Munson won 55% of the vote when 1st District Republicans met last month to try to endorse a candidate for the general election in November, but he fell short of the required 60%. Due to the accelerated calendar, the party hasn’t endorsed a candidate for the special primary nor the special general election Aug. 9 that will decide who gets to fill out the rest of Hagedorn’s term.
Finstad, of New Ulm, has the backing of several Minnesota GOP officeholders, including U.S. Reps. Michelle Fischbach and Pete Stauber of Minnesota, as well as the Minnesota Police and Peace Officers Association. And he’s been quick to remind voters that he was Trump’s state director for USDA Rural Development in Minnesota.
But Carnahan has attacked Finstad for clicking “like” on tweets perceived as anti-Trump and claims he’s a “squishy” Republican establishment figure who never truly supported Trump.
Other Republicans on the ballot include agricultural attorney Matt Benda, of Albert Lea, and state Rep. Nels Pierson, of Rochester.
On the Democratic side, the endorsed candidate is former Hormel Foods CEO Jeffrey Ettinger, of Austin, who now chairs the Hormel Foundation.
His opponents include University of Minnesota law professor Richard Painter, of Mendota Heights, a former White House ethics lawyer in President George W. Bush’s administration.
Turnout for Tuesday’s special primary is expected to be low, and the process for what will follow is complicated.

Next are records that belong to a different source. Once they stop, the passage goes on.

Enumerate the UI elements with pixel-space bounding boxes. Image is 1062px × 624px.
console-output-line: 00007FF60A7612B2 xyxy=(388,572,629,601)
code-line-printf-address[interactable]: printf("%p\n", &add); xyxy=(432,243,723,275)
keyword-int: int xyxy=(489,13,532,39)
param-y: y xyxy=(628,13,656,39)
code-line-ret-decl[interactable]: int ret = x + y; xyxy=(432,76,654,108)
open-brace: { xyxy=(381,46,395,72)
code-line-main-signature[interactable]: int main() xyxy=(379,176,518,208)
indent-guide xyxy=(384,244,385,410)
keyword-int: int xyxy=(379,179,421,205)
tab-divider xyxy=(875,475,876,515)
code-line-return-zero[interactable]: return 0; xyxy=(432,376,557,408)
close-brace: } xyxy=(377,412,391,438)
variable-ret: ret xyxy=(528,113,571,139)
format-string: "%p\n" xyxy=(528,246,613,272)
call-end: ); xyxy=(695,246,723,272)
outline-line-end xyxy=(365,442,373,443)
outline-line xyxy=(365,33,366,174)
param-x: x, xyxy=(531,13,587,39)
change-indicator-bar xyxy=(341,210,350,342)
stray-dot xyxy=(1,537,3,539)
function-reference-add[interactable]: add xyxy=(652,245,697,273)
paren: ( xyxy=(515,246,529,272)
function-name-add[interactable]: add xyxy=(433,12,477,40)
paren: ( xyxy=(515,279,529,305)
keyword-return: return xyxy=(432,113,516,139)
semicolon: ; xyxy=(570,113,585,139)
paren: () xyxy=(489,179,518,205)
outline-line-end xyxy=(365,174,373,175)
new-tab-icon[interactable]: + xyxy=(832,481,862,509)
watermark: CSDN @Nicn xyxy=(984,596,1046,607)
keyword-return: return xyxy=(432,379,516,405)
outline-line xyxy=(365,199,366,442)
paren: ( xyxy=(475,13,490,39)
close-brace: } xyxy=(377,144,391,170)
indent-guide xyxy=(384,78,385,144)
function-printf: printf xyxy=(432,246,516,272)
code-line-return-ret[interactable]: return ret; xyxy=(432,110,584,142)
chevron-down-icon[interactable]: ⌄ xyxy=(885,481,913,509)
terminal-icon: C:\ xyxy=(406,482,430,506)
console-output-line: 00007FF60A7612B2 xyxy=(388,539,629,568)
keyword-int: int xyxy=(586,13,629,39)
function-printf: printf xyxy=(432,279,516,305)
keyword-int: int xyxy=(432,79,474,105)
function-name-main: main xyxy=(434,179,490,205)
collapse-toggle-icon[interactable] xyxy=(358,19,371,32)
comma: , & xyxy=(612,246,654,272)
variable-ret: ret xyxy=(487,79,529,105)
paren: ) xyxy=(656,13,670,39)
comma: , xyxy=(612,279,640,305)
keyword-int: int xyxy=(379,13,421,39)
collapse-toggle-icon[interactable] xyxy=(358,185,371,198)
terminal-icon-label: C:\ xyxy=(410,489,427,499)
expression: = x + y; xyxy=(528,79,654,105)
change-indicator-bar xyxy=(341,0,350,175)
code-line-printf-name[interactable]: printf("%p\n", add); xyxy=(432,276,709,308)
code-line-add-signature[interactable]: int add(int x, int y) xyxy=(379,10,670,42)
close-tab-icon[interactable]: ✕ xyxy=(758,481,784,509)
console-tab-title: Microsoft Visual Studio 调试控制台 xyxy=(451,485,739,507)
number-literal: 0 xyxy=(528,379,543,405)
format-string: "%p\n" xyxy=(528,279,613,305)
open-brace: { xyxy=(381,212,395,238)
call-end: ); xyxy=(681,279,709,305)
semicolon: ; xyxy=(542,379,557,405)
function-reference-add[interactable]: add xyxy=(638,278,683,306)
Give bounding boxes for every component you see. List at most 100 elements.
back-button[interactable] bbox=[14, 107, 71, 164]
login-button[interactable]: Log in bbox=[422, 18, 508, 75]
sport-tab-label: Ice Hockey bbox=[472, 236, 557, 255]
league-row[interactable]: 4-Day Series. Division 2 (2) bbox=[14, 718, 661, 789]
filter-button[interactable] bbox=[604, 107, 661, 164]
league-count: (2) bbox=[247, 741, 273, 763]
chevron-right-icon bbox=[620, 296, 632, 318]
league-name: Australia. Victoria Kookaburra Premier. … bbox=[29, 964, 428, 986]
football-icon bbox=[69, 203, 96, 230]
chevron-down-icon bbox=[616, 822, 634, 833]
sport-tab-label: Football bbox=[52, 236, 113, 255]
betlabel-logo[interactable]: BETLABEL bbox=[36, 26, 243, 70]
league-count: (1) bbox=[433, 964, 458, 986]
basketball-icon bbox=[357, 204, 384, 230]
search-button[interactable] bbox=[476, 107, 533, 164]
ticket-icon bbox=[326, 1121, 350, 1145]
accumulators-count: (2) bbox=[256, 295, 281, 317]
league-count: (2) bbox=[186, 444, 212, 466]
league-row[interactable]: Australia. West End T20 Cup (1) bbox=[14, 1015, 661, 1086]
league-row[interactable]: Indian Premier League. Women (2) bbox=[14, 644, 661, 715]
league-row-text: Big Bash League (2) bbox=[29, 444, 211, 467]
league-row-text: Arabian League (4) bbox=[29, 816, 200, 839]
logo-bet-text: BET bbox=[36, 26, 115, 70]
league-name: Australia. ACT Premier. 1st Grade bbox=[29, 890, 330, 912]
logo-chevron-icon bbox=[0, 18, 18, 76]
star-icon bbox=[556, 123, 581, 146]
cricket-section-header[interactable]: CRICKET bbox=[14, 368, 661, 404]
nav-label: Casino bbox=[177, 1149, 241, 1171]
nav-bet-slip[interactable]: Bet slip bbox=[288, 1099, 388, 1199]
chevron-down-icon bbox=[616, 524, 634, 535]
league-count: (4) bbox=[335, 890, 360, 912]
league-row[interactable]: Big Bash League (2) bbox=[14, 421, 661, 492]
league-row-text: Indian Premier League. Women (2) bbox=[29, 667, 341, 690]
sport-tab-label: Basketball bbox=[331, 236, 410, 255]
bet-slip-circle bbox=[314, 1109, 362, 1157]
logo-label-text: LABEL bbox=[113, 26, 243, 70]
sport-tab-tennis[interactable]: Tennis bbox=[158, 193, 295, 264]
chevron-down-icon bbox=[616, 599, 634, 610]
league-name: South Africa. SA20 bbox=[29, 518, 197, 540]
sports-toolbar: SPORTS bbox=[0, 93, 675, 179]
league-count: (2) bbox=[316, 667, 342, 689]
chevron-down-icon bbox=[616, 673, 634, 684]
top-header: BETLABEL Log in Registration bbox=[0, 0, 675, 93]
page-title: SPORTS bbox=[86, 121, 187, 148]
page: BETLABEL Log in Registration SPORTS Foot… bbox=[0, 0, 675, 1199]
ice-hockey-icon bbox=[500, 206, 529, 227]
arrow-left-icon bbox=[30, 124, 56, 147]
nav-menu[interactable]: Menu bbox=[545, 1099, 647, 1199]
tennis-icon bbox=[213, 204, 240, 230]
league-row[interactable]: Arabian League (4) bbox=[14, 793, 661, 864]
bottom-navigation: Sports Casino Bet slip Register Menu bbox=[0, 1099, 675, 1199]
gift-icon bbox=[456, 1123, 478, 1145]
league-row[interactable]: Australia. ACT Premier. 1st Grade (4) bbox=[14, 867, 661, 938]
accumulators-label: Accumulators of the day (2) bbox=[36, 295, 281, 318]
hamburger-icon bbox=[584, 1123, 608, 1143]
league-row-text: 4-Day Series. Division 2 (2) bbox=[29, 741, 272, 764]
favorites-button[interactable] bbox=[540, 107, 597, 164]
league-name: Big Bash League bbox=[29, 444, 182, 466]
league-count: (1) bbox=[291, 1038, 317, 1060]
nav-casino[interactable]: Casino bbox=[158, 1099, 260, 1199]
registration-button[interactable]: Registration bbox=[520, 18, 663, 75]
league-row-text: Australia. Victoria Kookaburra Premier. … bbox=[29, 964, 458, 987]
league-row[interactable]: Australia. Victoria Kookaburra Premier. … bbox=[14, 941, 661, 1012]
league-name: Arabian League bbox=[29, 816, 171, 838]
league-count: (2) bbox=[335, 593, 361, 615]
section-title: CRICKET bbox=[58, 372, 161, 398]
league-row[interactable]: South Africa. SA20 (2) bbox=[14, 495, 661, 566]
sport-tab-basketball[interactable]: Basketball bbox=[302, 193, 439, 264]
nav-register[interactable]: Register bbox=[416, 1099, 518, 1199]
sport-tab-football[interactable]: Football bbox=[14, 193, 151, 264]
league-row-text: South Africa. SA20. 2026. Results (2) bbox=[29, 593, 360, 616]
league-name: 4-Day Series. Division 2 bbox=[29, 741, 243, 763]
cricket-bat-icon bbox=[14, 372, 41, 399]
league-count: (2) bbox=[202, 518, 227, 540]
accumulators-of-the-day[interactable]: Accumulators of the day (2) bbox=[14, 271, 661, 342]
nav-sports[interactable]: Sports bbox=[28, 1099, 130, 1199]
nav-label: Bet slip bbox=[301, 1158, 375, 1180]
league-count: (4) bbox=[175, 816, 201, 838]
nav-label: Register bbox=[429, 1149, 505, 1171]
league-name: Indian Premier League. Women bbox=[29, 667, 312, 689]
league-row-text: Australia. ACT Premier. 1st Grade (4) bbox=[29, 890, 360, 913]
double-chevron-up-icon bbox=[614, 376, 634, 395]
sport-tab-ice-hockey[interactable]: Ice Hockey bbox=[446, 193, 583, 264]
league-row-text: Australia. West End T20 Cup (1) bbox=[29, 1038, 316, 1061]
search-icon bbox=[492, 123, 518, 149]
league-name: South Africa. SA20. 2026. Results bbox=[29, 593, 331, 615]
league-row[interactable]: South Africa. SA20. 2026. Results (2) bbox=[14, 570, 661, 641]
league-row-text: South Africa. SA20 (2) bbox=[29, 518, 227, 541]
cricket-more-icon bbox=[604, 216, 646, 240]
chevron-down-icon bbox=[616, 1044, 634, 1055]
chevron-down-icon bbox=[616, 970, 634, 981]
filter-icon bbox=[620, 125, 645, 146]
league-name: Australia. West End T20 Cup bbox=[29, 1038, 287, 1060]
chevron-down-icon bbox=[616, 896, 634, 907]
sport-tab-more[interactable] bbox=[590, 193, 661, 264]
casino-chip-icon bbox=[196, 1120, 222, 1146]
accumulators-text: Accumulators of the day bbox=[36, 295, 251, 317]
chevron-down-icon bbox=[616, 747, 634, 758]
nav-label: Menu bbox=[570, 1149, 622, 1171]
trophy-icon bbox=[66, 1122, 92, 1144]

The special primary and the Aug. 9 special general election are being held within the district’s existing borders. But Aug. 9 is also when Minnesota will hold regular primaries statewide.
The winner of the special general election, who will fill out the rest of Hagedorn’s term into January, presumably will also win the district’s regular primary that same day. That should give him or her an advantage heading into the November general election, which will determine who holds the seat in the next Congress.
Both the regular primary and the general election will be held within the district’s new court-adjusted borders. Redistricting this year didn’t change the political balance of the district much, so it still leans Republican.